Wednesday 7 December 2011

Too Rare to Die, Too Weird to Live.



“We were two miles outside of Barstow, on the edge of the desert, when the drugs began to take hold.” Thus begins the first line of the book which serves as the handshake, for most, with Hunter S Thompson, the masterpiece Fear and Loathing in Las Vegas (1972). It is 40 years after that book was written and 6 years after he decided to call it a day with a bullet to the head. The suicide in 2005 was inevitable.  Thompson had made no secret of his decision to commit suicide for years before he actually did.  The reasons were many and varied, but the main reasons were due to his failing health, his idealisation of youth and his resolute refusal to grow old gracefully. The funeral had been planned years before and Thompson’s old friend Johnny Depp was responsible for the funding of the ceremony – the good doctor’s remains were fired out of a cannon at his compound in Colorado.

The stereotypical image of Hunter S. Thompson is not actually one of Thompson himself; most think of his alter ego, the drug crazed, babbling lunatic Raoul Duke. This is the persona in which Thompson was able to write such insane tales of unbelievable excess such as the aforementioned Fear and Loathing. But Thompson himself was less of a caricature, and more of a thoughtful, darkly angry crusader against all that he saw was wrong with America. His targets included the decadence of the 70’s, pro football, and his arch nemesis Richard Milhous Nixon.  Nixon personified everything that Thompson thought had gone awry with the United States, for he was the gutless war-monger who bombed Indochina into the stone-age for nothing more than political capital and when the students at Kent State came out in protest Thompson connived to have them slain by the National Guard. Years before Woodward and Bernstein blow open the Watergate scandal, Thompson was already decrying Nixon as a crook, a blowhard and the bastard who would plunge America into a decadent, depraved parody of every truth and principle on which it was founded, as indeed he did.

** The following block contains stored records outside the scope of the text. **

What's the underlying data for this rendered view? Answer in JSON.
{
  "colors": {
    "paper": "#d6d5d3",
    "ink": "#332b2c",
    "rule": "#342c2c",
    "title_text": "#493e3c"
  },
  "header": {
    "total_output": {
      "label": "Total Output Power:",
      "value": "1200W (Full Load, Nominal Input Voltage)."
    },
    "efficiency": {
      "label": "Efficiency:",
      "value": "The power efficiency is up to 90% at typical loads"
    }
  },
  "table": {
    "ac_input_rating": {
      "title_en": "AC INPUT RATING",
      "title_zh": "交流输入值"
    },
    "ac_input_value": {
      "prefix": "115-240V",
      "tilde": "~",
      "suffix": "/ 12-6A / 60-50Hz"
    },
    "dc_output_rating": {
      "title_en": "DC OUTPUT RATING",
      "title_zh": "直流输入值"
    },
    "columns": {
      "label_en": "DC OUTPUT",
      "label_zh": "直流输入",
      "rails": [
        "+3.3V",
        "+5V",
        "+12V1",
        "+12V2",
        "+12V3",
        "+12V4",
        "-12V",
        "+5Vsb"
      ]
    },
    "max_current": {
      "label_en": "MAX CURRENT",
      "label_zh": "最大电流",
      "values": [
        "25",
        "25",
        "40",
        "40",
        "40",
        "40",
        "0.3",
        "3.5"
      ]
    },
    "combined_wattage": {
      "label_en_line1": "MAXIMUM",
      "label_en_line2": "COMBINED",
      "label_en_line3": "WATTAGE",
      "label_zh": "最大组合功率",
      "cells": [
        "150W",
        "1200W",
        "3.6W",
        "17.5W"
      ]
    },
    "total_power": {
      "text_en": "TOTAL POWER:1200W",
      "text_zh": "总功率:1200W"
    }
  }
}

But it is for Gonzo that Thompson is so fondly remembered. For those of you who are unfamiliar with Gonzo journalism, here’s a quick primer to save you the trouble of checking Wikipedia. Gonzo journalism is the antithesis of “fly on the wall” journalism, being more “fly in the ointment” in its style. It approaches any given subject material from a subjective viewpoint, exacerbating details to a ridiculous proportion in an attempt to give a more sympathetic view of the material in question. It was invented and pioneered by Thompson in his article The Kentucky Derby Is Decadent And Depraved, in which he described his own experience of the Derby rather than in the traditional sports-writer style – he covered the crowd and not the derby. He did this purely because of a looming deadline and he had no time to write up his notes. The resulting article is by turns grotesque, informative and utterly hilarious, and gives a far more accurate portrayal of Kentucky horseracing than would have otherwise been shown by a traditional writer. Gonzo grew from there, and is now aped by innumerable writers across the world (one of these writers being a particularly persistent perpetrator of this style). 

The aforementioned Fear And Loathing In Las Vegas is undoubtedly his most famous work,  a monolith of excess and depravity seared across America's most grotesque altar to consumption and vice. It is the starting point for most into the world of Hunter S. Thompson, and is also his funeral eulogy for the spirit of the 60's. The nihilistic search for a thrill that Thompson (masquerading as Raoul Duke) and his unnamed Samoan attorney (a comic exaggeration of Thompson's real life friend and confidant Oscar Acosta) undertake in Nevada is born out of a sadness that the hippy spirit of the decade before did not bring about universal peace and love, but instead opened up America to the "grim meathook realities" of what absolute freedom really meant. The famously Herculean consumption of narcotics undertaken in the book is also inspired by the death of the  60's, a sly comment on how the spiritualistic nature of drugs as preached by Timothy Leary descended into the hedonistic need for a chemical buzz that fuelled the 70's, and as it remains to this day. The book came as a howled requiem for the Beat Movement, the generosity and revolutionary zeal of writers such as Jack Kerouac and Allen Ginsberg replaced with a scowling, dark commentary on how the world failed to live up to the promise of the Hippy Dream, and wistfully looking back on how pathetic and futile the whole movement had been.

We must remember him as a man with one face looking back at John F Kennedy, the closest a politician could get to an everyman, and looking towards George McGovern with his other face as he asks for three margaritas and six beers for lunch. There are few ways to summarise the man's viewpoint without giving way to his own words, as he was more eloquent than we can ever be: "There are times, however, and this is one of them, when even being right feels wrong. What do you say, for instance, about a generation that has been taught that rain is poison and sex is death? If making love might be fatal and if a cool spring breeze on any summer afternoon can turn a crystal blue lake into a puddle of black poison right in front of your eyes, there is not much left except TV and relentless masturbation. It's a strange world. Some people get rich and others eat shit and die."